Related to the Opioid Epidemic
Case: In re McKesson Corporation Derivative Litigation, 4:17-cv01850 (N.D. Cal. 2017)
Date: May 14, 2018
The shareholder derivative action accused current and former McKesson directors of breaching their fiduciary duties to the company by allowing it to violate the Controlled Substances Act even after paying a $13.25 million penalty in 2008 related to similar violations in which the DOJ alleged that the distributor had failed to design or implement an effective system to find and catch suspicious orders for controlled substances from its independent and small-chain pharmacy customers. McKesson assured the DEA that it would enforce a compliance program to catch suspicious orders, but the DOJ later discovered that McKesson never implemented the compliance program it had designed after the 2008 settlement.
Shareholders filed a shareholder derivative suit against the retired McKesson CEO and board Chairman along with several other current and former directors who served on the board around the time of either the 2008 agreement, the 2017 fine, or both.

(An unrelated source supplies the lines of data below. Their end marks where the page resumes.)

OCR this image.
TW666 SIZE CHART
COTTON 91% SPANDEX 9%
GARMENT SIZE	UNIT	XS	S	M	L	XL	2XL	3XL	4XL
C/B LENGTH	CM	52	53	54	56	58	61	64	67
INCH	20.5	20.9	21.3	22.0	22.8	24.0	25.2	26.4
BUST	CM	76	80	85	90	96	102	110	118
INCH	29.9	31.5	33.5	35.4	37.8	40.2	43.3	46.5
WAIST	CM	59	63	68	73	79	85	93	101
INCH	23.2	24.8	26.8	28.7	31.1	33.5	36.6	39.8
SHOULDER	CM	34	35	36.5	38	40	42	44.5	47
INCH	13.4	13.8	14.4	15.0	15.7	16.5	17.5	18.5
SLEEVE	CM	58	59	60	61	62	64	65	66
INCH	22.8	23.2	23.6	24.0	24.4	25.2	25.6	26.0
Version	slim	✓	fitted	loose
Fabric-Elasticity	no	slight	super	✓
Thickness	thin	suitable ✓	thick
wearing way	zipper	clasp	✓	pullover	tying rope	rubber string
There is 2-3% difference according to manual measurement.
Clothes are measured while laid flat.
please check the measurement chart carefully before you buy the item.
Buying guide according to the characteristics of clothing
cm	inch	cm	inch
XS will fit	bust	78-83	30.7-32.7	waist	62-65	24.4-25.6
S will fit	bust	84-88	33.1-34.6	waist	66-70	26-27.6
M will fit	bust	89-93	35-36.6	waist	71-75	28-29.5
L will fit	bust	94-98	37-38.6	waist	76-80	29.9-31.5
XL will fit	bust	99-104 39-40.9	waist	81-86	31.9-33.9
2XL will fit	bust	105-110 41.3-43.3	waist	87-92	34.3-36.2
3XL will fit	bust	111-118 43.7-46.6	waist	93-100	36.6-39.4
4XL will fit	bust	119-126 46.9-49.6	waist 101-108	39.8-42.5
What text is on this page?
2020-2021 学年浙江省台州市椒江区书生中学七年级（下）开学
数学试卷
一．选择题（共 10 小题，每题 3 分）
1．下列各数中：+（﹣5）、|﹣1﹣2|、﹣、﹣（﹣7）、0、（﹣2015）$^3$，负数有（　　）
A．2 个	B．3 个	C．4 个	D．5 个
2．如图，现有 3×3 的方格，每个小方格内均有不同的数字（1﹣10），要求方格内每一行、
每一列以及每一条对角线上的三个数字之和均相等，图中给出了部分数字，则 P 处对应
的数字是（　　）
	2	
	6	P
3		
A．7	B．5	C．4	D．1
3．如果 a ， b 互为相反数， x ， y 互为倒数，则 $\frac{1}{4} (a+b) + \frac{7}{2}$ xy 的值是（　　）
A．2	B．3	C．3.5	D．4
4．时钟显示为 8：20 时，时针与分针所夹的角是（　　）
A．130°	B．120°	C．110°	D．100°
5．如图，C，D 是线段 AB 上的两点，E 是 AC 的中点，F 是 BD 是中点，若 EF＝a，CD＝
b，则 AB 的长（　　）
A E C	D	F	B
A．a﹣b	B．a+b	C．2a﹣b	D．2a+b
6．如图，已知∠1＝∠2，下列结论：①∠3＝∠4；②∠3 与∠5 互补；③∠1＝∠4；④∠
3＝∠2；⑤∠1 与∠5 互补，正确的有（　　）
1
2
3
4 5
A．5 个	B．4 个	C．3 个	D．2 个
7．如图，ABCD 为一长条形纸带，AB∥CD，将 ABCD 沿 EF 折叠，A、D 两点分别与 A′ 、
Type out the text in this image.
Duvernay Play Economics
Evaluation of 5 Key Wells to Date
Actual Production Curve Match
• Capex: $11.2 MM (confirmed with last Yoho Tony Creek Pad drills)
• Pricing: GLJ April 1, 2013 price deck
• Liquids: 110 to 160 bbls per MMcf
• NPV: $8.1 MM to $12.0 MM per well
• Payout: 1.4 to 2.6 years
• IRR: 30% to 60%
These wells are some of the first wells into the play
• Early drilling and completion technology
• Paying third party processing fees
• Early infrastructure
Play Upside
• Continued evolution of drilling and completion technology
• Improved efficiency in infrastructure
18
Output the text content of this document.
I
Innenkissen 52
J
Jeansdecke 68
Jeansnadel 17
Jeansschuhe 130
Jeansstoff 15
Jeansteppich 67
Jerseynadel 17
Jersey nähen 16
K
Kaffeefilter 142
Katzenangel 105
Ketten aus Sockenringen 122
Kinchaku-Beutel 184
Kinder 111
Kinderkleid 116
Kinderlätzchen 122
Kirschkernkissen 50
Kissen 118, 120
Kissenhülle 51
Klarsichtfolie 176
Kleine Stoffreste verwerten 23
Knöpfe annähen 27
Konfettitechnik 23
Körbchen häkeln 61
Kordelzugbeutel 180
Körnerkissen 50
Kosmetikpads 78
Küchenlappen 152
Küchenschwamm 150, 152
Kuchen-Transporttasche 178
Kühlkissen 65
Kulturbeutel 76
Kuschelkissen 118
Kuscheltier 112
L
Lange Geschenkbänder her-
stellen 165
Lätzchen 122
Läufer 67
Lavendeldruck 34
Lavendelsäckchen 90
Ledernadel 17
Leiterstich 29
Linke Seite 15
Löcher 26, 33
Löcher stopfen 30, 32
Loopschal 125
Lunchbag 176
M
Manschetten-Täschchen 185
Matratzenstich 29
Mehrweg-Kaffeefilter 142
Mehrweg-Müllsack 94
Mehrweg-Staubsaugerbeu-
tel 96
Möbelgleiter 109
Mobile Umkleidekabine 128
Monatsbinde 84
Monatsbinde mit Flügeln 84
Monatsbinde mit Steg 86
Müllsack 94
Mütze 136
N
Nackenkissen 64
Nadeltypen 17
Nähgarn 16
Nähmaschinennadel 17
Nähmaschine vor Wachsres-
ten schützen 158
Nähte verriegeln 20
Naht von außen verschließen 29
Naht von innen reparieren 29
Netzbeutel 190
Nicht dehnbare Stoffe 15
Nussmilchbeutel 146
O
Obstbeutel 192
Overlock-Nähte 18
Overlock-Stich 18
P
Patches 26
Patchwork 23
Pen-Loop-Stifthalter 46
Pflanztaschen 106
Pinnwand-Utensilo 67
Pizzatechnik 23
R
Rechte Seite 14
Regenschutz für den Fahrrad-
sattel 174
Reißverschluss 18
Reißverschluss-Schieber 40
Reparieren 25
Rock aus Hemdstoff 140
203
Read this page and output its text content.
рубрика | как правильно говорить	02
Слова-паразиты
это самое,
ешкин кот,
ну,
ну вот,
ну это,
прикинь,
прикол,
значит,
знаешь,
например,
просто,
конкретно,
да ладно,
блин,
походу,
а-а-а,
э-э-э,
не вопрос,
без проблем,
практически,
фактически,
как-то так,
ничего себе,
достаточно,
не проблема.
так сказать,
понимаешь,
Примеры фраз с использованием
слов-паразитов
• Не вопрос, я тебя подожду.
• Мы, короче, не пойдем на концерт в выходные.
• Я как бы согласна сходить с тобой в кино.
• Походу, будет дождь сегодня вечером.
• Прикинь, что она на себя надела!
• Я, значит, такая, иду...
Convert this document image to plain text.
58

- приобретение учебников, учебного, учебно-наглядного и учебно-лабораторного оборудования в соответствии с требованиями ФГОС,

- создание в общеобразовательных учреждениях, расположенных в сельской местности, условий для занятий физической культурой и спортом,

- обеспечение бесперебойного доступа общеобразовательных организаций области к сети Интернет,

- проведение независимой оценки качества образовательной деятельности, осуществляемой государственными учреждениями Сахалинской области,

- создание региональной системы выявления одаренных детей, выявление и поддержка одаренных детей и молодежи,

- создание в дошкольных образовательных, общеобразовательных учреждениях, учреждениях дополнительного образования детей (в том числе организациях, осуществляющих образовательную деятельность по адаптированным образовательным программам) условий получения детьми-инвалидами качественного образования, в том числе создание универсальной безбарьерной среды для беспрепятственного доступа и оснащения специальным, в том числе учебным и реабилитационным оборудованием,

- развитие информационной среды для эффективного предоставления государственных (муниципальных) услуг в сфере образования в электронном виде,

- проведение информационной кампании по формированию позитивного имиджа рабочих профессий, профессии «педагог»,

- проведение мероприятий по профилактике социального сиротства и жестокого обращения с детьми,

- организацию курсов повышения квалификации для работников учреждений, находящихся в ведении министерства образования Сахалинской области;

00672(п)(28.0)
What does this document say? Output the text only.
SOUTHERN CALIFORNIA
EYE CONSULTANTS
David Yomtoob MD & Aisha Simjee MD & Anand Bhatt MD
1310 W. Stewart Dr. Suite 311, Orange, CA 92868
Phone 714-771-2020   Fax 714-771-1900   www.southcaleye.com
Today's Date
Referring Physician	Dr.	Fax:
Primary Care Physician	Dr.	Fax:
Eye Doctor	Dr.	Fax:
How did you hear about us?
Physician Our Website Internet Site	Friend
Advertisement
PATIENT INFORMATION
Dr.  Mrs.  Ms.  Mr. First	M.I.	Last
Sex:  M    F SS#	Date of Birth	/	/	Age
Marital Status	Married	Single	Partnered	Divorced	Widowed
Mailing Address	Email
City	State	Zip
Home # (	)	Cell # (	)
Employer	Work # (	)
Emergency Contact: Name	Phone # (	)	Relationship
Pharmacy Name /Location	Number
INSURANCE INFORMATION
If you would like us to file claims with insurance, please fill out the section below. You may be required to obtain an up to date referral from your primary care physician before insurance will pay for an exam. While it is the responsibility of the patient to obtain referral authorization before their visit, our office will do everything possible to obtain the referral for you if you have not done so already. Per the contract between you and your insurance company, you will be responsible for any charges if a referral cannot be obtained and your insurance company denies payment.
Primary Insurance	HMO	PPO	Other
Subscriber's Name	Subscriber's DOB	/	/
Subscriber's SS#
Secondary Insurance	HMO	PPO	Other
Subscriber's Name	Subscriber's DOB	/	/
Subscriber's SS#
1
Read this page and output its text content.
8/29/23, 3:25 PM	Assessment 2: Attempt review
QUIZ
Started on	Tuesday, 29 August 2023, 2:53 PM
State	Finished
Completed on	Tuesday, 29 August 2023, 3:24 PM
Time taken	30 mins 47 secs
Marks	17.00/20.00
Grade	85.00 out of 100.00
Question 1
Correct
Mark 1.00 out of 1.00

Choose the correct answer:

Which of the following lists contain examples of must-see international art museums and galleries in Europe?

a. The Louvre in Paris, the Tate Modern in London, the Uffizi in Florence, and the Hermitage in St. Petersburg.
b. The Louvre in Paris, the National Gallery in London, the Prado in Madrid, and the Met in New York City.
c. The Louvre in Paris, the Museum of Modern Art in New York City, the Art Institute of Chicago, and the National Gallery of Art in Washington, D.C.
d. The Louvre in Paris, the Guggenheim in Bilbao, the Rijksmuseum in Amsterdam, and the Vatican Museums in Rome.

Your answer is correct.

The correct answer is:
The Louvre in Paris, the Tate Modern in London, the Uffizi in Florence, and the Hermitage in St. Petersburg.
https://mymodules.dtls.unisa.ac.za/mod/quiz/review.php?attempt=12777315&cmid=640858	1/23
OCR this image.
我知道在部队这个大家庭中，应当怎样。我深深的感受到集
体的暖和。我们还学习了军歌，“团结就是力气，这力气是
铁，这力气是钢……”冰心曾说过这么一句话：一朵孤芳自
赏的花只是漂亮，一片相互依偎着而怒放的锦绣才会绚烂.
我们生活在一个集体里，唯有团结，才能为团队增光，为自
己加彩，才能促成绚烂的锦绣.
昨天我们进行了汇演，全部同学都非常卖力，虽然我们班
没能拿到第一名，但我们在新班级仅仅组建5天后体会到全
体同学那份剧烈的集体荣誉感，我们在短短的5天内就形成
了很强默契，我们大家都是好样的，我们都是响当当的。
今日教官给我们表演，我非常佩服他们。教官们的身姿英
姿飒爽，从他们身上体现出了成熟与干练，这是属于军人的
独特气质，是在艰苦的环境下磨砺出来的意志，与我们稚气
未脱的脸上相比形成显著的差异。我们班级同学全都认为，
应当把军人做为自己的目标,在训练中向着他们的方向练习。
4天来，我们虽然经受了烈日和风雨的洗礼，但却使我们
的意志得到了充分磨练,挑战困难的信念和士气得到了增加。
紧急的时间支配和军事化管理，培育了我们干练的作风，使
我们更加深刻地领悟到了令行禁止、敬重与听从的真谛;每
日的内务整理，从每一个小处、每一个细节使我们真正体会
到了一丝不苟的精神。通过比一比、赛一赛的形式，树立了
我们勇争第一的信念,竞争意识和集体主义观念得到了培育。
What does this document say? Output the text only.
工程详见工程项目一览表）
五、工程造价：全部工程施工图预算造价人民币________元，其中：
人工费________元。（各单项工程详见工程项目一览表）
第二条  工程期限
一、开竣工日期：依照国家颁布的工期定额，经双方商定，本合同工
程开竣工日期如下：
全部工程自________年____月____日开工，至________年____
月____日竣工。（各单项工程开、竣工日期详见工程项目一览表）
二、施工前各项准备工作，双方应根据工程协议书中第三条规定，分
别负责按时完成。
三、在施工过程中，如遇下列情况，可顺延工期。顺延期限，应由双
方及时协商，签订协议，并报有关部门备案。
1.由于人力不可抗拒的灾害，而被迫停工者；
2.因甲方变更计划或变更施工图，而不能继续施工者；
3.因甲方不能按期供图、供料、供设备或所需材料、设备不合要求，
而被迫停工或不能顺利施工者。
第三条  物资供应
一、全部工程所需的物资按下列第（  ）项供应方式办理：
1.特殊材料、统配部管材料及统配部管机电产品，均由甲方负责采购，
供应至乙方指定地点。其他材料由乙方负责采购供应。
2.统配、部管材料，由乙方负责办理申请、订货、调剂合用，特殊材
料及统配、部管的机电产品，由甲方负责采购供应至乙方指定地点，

What were the results of this Shareholder Derivative Litigation?
McKesson Corp. directors agreed to pay $175 million to resolve a shareholder derivative action accusing the pharmaceutical distributor’s board of failing to enforce a compliance program to catch suspicious orders of opioids, leading to a $150 million fine from the U.S. Department of Justice.
“McKesson’s board and senior executives knew that continued illegal and improper conduct could subject the company and its stockholders to grave consequences, including large fines and penalties and suspension of sales in lucrative markets,” the complaint stated. “Despite these risks and red flags, the board and senior management threw the dice to see if the rewards from the improper conduct outweighed the negative consequences of being caught ignoring the mandate of the [controlled substance monitoring program] and the CSA.”
In addition to the $175 million cash payment, the settlement included governance reforms that required a separation of the CEO and chairman roles, which were previously held jointly by the same person, term limits for directors, the addition of two new independent directors and an overhaul of McKesson’s compliance committee.
A securities class action is a case brought pursuant to Federal Rule of Civil Procedure 23 on behalf of a group of persons and entities who purchased the securities of a particular company during a specified period of wrongdoing (the class period). The complaint generally contains allegations that the company and/or certain of its officers and directors violated one or more federal or state securities laws.
A shareholder derivative action is a lawsuit brought by a shareholder of a publicly traded company on behalf of and for the benefit of the company itself against the directors and/or officers of that company. In a derivative action, shareholders “step into the shoes” of the directors and officers of a company and bring litigation that the corporate board would be unwilling to pursue on its own. Such unwillingness typically relates to the fact that the board members themselves are alleged to have participated in the misconduct and thus would be unlikely to “sue themselves.”
Shareholder derivative litigation can recover money damages back to the company for financial or reputational harm caused by the conduct of its insiders, and also can be used to improve the governance of public companies in order to guard against such harms in the future.
Any shareholder of a company can be a nominal plaintiff in a shareholder derivative action provided that the shareholder has held stock in the company continuously from at least the period in which the alleged wrongful conduct began through the present.